Sorunlarımızı çözme yöntemi de aynı. İşte o yol kavga vermek ve mücadele etmektir. Ne güzel şey ki yalnız değiliz, bir işçi derneğimiz ve mücadele deneyimlerimizi paylaşabildiğimiz bir işçi bültenimiz var. Benim birçok şey öğrendiğim İşçi Dayanışması bülteni aracılığıyla, ben de yaşamış olduğum bir deneyimi sizlerle paylaşmak istiyorum.
Kimimiz sigortalı, kimimiz sigortasız, kimimiz sendikalı, kimimiz güvencesiz bir işte çalışıyoruz. Hayatımızı çalışarak var etmekten başka bir derdimiz yok bugünkü koşullarda. Hepimizin başına muhakkak gelmiştir patron tarafından işten çıkartılma durumu. İşte böylesi bir durumla karşı karşıya kaldığımızda ne yapılması gerekir ve ne tür bir tepki vermeliyiz? Ben de bu durumda daha önce hiç yapmadığım, ancak mücadeleci derneğimizden öğrendiğim bir yöntemi uyguladım. O yöntem de kavga verip o fabrikada kalmak.

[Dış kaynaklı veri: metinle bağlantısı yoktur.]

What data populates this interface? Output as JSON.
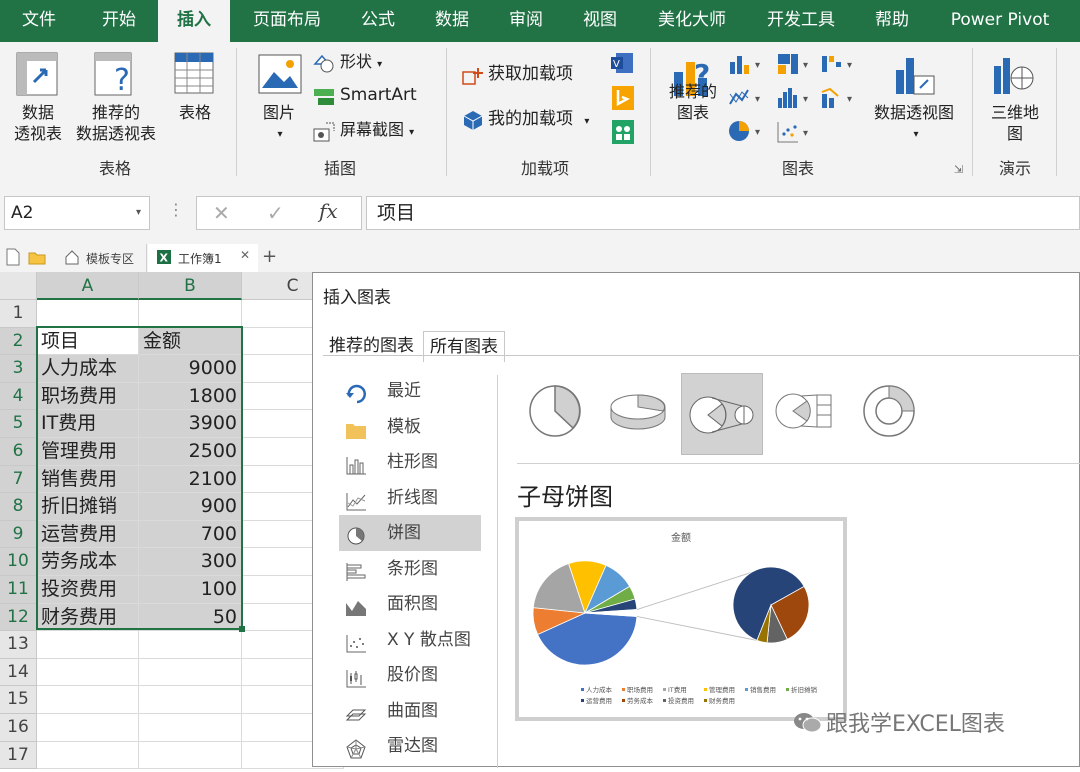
{
  "ribbon_tabs": [
    "文件",
    "开始",
    "插入",
    "页面布局",
    "公式",
    "数据",
    "审阅",
    "视图",
    "美化大师",
    "开发工具",
    "帮助",
    "Power Pivot"
  ],
  "active_tab": "插入",
  "ribbon": {
    "tables": {
      "pivot_line1": "数据",
      "pivot_line2": "透视表",
      "rec_pivot_line1": "推荐的",
      "rec_pivot_line2": "数据透视表",
      "table": "表格",
      "group": "表格"
    },
    "illustrations": {
      "picture": "图片",
      "shapes": "形状",
      "smartart": "SmartArt",
      "screenshot": "屏幕截图",
      "group": "插图"
    },
    "addins": {
      "get": "获取加载项",
      "my": "我的加载项",
      "group": "加载项"
    },
    "charts": {
      "rec_line1": "推荐的",
      "rec_line2": "图表",
      "pivot_chart": "数据透视图",
      "group": "图表"
    },
    "tours": {
      "map_line1": "三维地",
      "map_line2": "图",
      "group": "演示"
    }
  },
  "name_box": "A2",
  "formula_value": "项目",
  "doc_tabs": {
    "template": "模板专区",
    "workbook": "工作簿1",
    "add": "+"
  },
  "sheet": {
    "columns": [
      "A",
      "B",
      "C"
    ],
    "row_numbers": [
      "1",
      "2",
      "3",
      "4",
      "5",
      "6",
      "7",
      "8",
      "9",
      "10",
      "11",
      "12",
      "13",
      "14",
      "15",
      "16",
      "17"
    ],
    "header": [
      "项目",
      "金额"
    ],
    "rows": [
      [
        "人力成本",
        "9000"
      ],
      [
        "职场费用",
        "1800"
      ],
      [
        "IT费用",
        "3900"
      ],
      [
        "管理费用",
        "2500"
      ],
      [
        "销售费用",
        "2100"
      ],
      [
        "折旧摊销",
        "900"
      ],
      [
        "运营费用",
        "700"
      ],
      [
        "劳务成本",
        "300"
      ],
      [
        "投资费用",
        "100"
      ],
      [
        "财务费用",
        "50"
      ]
    ]
  },
  "dialog": {
    "title": "插入图表",
    "tabs": [
      "推荐的图表",
      "所有图表"
    ],
    "active_tab": "所有图表",
    "nav": [
      "最近",
      "模板",
      "柱形图",
      "折线图",
      "饼图",
      "条形图",
      "面积图",
      "X Y 散点图",
      "股价图",
      "曲面图",
      "雷达图"
    ],
    "active_nav": "饼图",
    "selected_subtype": "子母饼图",
    "preview_title": "金额",
    "legend": [
      "人力成本",
      "职场费用",
      "IT费用",
      "管理费用",
      "销售费用",
      "折旧摊销",
      "运营费用",
      "劳务成本",
      "投资费用",
      "财务费用"
    ],
    "colors": [
      "#4472C4",
      "#ED7D31",
      "#A5A5A5",
      "#FFC000",
      "#5B9BD5",
      "#70AD47",
      "#264478",
      "#9E480E",
      "#636363",
      "#997300"
    ]
  },
  "watermark": "跟我学EXCEL图表"
}
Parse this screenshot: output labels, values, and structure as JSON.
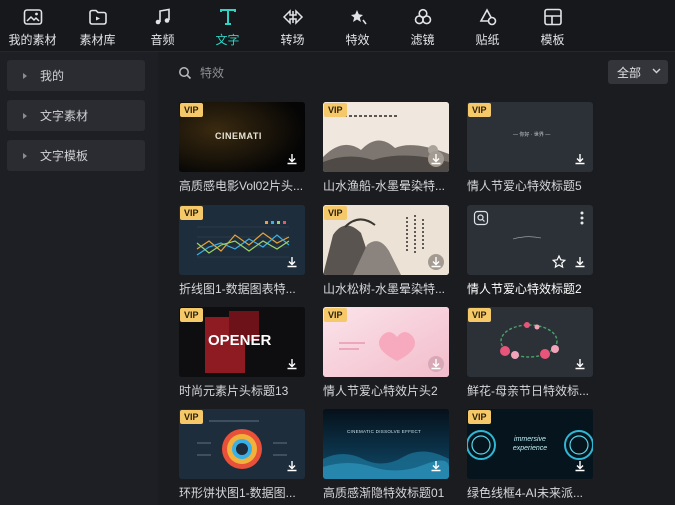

Henüz 3 ay olmuştu fabrikada çalışalı, patronun temsilcisi beni odasına çağırıp pazar mesaisine gelmediğimi gerekçe göstererek işime son verildiğini söyledi. Ve ardından işten çıkarılmam konusunda imzalamam istenilen bir belge önüme konuldu. Bu belgede ise 17. maddeye dayanan bir fesih bildirimi vardı. Dostlar şu gerekçeye bir bakın. Pazar mesaisine gelmemem işten çıkarılmama bir gerekçeymiş. Oysa ben sadece bir kez pazar mesaisine gitmemiştim. Burada başka bir şey vardı, o da pazar mesailerine bir tek ben değil onlarca insanın gelmemesiydi. Anlaşılan patronun derdi beni işten çıkartıp diğerlerine gözdağı vermekti.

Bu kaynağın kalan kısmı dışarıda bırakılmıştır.